Resistance fighter whose factory was used to make yellow stars dies at 98

The De Stentor newspaper reported Tuesday about van Gelderen’s death.

An SS officer questions two Jewish resistance fighters in the Warsaw Ghetto, 1943 (photo credit: Wikimedia Commons)
An SS officer questions two Jewish resistance fighters in the Warsaw Ghetto, 1943
(photo credit: Wikimedia Commons)
Henk van Gelderen, a Dutch-Jewish resistance fighter whose textile factory was used to produce yellow stars for the Nazis, died at 98.
The De Stentor newspaper reported Tuesday about van Gelderen’s death.

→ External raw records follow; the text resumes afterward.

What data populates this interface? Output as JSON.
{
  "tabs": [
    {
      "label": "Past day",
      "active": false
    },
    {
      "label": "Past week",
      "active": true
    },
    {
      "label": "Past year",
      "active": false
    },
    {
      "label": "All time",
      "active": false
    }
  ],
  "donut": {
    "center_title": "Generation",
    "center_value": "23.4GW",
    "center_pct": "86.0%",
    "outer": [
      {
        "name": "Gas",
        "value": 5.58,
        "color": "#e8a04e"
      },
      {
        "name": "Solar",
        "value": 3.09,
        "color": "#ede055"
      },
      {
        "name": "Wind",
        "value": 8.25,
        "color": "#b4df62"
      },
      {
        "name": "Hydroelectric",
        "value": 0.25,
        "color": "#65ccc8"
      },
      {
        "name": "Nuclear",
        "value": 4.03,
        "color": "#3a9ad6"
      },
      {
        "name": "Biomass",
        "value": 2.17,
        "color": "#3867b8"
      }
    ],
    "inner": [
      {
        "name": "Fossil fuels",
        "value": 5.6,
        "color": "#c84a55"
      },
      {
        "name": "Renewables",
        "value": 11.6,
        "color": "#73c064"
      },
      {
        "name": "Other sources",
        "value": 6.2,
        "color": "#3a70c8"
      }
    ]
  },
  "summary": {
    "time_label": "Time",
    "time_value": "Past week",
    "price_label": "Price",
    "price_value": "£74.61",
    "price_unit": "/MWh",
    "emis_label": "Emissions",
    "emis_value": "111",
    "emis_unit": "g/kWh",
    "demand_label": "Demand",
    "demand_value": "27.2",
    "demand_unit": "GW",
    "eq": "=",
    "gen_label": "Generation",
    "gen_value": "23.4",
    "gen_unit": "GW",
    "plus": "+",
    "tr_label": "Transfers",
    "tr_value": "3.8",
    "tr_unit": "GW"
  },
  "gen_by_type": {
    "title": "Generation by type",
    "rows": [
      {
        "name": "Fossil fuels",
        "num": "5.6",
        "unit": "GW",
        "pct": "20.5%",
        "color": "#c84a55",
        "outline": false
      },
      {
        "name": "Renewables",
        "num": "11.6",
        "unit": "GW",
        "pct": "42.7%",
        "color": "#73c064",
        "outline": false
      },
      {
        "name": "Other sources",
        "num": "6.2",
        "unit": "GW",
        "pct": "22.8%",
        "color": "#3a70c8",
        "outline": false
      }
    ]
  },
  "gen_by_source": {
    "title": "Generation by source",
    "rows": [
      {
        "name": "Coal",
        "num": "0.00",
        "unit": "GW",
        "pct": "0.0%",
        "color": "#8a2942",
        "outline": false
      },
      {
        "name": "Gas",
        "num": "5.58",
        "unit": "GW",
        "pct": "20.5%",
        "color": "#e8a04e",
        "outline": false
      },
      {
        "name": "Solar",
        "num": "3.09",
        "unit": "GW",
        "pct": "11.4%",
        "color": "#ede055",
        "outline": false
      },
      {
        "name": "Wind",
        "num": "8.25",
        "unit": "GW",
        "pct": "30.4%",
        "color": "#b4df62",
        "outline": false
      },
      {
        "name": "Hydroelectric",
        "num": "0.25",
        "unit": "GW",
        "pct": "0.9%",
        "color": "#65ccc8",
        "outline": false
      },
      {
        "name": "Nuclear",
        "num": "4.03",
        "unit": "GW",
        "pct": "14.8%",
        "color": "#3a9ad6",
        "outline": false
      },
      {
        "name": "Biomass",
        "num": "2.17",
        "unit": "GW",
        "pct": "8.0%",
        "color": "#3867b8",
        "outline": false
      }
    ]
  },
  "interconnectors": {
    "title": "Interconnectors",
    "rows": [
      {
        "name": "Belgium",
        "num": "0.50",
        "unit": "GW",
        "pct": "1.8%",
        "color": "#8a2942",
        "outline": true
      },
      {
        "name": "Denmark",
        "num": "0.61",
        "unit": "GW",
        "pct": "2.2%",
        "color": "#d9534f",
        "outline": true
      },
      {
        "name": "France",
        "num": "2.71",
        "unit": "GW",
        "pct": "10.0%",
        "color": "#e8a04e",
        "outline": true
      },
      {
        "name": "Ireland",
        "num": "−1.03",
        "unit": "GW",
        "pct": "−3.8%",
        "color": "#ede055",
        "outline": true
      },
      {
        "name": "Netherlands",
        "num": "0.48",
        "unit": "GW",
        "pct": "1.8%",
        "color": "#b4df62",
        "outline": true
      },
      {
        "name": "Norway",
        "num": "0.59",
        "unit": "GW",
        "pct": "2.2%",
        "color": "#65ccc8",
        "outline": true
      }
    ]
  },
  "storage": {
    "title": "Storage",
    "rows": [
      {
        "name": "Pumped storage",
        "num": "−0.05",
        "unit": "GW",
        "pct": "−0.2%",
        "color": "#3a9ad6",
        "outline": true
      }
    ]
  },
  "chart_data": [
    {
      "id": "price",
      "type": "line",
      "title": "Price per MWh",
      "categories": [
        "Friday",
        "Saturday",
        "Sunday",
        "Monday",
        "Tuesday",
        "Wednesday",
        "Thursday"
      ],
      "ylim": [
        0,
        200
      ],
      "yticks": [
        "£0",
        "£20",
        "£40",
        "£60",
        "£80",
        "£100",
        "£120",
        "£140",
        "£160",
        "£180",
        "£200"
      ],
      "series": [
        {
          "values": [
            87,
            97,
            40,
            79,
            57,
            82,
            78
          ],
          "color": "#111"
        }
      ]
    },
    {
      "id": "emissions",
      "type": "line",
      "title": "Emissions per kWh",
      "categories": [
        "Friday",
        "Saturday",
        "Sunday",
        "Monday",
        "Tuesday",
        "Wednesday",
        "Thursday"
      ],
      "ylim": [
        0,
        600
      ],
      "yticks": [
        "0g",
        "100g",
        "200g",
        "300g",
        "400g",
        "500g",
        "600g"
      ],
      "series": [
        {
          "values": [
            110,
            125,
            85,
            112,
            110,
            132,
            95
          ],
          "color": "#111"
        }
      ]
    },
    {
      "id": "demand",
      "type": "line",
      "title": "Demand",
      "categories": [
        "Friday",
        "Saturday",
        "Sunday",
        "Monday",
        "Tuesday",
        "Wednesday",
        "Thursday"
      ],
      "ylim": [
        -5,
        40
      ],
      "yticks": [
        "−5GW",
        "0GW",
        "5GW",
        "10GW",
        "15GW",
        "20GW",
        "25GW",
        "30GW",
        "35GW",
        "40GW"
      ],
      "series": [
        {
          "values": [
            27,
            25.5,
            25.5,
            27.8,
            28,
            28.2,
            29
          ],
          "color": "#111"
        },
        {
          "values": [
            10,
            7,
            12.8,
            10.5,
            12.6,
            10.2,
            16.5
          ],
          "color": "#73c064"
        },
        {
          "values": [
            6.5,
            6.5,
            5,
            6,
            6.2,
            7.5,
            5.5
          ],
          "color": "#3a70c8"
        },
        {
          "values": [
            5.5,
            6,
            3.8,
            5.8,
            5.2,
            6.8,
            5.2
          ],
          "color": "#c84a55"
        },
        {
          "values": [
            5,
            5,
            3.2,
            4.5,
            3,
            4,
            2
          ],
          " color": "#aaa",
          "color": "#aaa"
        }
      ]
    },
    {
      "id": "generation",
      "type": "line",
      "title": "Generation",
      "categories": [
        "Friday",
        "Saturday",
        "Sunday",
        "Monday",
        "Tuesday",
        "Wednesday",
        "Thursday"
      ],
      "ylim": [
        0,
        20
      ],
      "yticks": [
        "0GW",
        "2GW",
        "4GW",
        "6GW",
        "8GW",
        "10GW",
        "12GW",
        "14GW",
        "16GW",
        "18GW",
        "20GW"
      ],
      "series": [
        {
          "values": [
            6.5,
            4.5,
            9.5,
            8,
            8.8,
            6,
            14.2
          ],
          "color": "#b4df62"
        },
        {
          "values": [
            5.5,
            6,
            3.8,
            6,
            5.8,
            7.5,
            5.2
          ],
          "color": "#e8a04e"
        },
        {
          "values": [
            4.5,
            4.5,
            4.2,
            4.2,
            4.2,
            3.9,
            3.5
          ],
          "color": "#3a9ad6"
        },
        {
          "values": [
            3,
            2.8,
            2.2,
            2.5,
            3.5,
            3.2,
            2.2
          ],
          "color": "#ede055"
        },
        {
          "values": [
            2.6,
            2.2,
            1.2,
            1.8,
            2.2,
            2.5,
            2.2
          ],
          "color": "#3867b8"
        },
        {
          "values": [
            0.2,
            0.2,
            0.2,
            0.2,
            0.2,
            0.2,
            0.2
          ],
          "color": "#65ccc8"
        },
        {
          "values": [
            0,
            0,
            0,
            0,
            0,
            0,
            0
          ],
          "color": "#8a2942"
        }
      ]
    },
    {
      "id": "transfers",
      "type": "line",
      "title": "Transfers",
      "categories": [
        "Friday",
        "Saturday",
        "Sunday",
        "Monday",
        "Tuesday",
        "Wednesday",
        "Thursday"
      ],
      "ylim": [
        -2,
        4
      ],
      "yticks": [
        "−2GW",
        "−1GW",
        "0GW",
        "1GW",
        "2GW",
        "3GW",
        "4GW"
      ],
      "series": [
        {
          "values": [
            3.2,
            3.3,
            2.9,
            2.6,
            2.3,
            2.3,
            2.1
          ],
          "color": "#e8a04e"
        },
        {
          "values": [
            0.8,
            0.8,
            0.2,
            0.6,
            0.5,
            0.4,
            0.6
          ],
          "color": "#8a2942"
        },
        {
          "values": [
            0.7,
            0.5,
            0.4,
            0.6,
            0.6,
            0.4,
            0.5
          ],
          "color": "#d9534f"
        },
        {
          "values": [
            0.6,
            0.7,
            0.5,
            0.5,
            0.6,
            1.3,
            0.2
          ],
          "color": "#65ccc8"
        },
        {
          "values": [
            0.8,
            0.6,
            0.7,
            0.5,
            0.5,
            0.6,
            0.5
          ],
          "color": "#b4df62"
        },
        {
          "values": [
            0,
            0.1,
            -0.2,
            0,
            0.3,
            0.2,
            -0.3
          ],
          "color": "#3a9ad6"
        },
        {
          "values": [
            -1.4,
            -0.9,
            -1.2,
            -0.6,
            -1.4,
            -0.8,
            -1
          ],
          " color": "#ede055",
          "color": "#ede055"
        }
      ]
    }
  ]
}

Van Gelderen’s factory in the eastern city of Enschede, NV Stoomweverij Nijverheid, was confiscated by the German occupation forces soon after they invaded the Netherlands in 1940 and was used to produce 569,355 of the stars that Nazis forced Jews to wear.
Van Gelderen himself went into hiding in Amsterdam, assumed a false identity and teamed up with a resistance cell that was well-known for its high-quality forgeries of identity and travel documents for those wanted by the Nazis.
His older brother, Matthieu, who was also in the resistance, was arrested and murdered shortly before the Netherlands was liberated by Allied forces.
In March, Van Gelderen was named honorary mayor of Enschede.
In an interview, Van Gelderen how he felt about the workers who made yellow stars for the Germans with machines he had bought.
“What could they have done?” he said. “The factory had a German boss. They got the order. They had to eat. If they hadn’t done it, others would have.”